The Services menu (or simply Services) is a user interface element in macOS. The services are programs that accept input from the user selection, process it, and optionally put the result back in the clipboard. The concept originated in the NeXTSTEP operating system, from which it was carried over into macOS and GNUstep. Similar features can be emulated on other operating systems.

== macOS ==

Apple advertises the Services menu in connection with other features of its operating system. For example, it's possible to desktop search for a piece of text by selecting it with the mouse and using the service from Spotlight. Other central services are Grab for taking screenshots, and the system spell checker. The concept is similar to a GUI equivalent of a Unix pipe, allowing arbitrary data to be processed and passed between programs.

Services can be implemented as application services, which expose a portion of the functionality of an application to operate on selected data, usually without displaying an interface. In its developer documentation, Apple recommends that applications use services to provide features that are "generally useful", giving as an example a Usenet client providing ROT13 encryption as a service. Standalone services may also be created without a host application. Their simple, one-purpose nature and the fact that they don't require a GUI to be designed makes writing standalone services popular beginner's macOS programming projects.

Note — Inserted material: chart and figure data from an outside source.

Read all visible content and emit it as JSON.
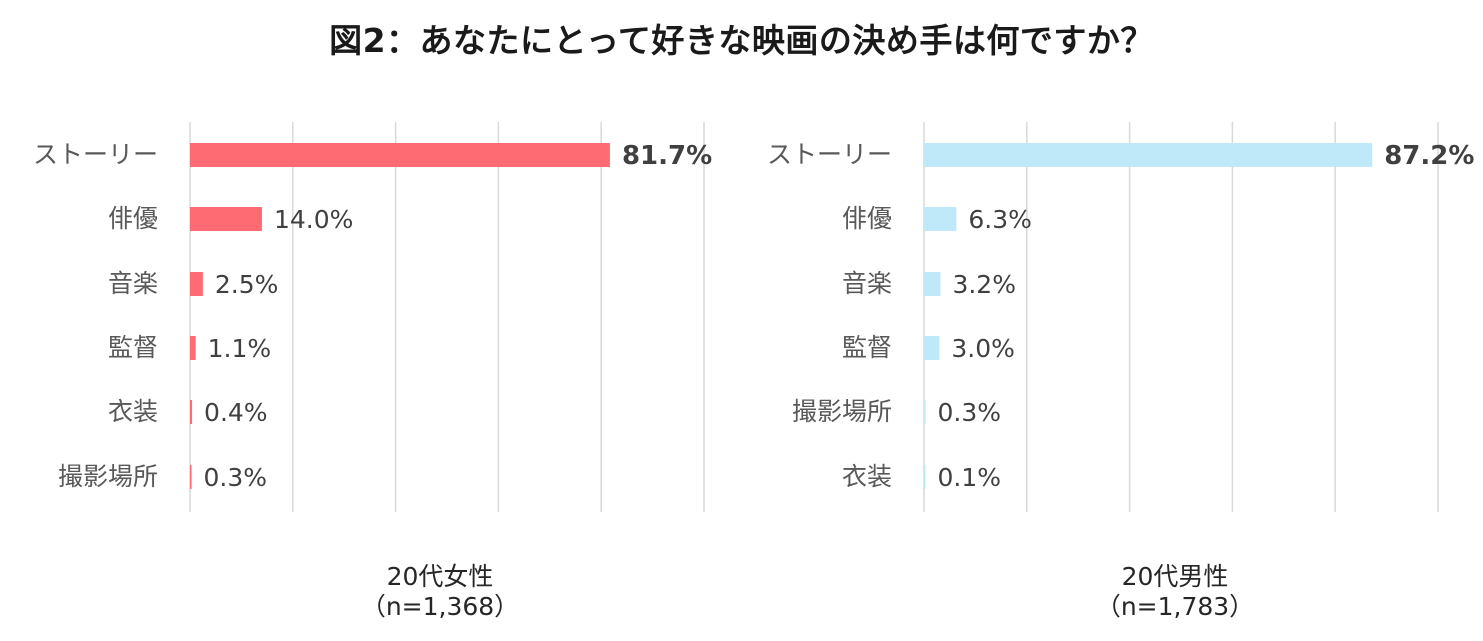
{
  "title": "図2：あなたにとって好きな映画の決め手は何ですか？",
  "chart_data": [
    {
      "type": "bar",
      "orientation": "horizontal",
      "panel_caption_line1": "20代女性",
      "panel_caption_line2": "（n=1,368）",
      "categories": [
        "ストーリー",
        "俳優",
        "音楽",
        "監督",
        "衣装",
        "撮影場所"
      ],
      "values": [
        81.7,
        14.0,
        2.5,
        1.1,
        0.4,
        0.3
      ],
      "value_labels": [
        "81.7%",
        "14.0%",
        "2.5%",
        "1.1%",
        "0.4%",
        "0.3%"
      ],
      "xlim": [
        0,
        100
      ],
      "grid": true,
      "bar_color": "#ff6b72"
    },
    {
      "type": "bar",
      "orientation": "horizontal",
      "panel_caption_line1": "20代男性",
      "panel_caption_line2": "（n=1,783）",
      "categories": [
        "ストーリー",
        "俳優",
        "音楽",
        "監督",
        "撮影場所",
        "衣装"
      ],
      "values": [
        87.2,
        6.3,
        3.2,
        3.0,
        0.3,
        0.1
      ],
      "value_labels": [
        "87.2%",
        "6.3%",
        "3.2%",
        "3.0%",
        "0.3%",
        "0.1%"
      ],
      "xlim": [
        0,
        100
      ],
      "grid": true,
      "bar_color": "#bfe8f8"
    }
  ]
}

Since many applications install their entries without asking the user, the macOS services menu tends to clog up with dozens of entries quickly. Most users only will ever use a small subset of the possible options, therefore cutting down and customizing the menu makes it both faster and more pleasant to use. Prior to Mac OS X Snow Leopard, third party software is required to do this; in Snow Leopard, the Services menu can be customized from the Keyboard pane of System Preferences.

== Emulation ==

From the point of view of software, the Services menu is a means of inter-process communication. To the user, it is an interface for executing actions on selected data. The emulation of the Services menu is based on the fact that there are several ways this can be achieved in an operating system. Even in macOS, there is an alternative system called the context menu handler, which is carried over from classic Mac OS.

In the X Window System, any data selected in an application is available to all other programs. Thus the Services menu can be an application which retrieves the current selection, and lets the user choose an action. Missing is the part about returning the processed data back to the originating application. Instead, the service can open a new window to show the results.

Alternatively, the service could replace the current cut buffer with the results of the operation, leaving the user only to perform a paste (since different toolkits implement copy/select and paste commands differently, and probably not under external program control).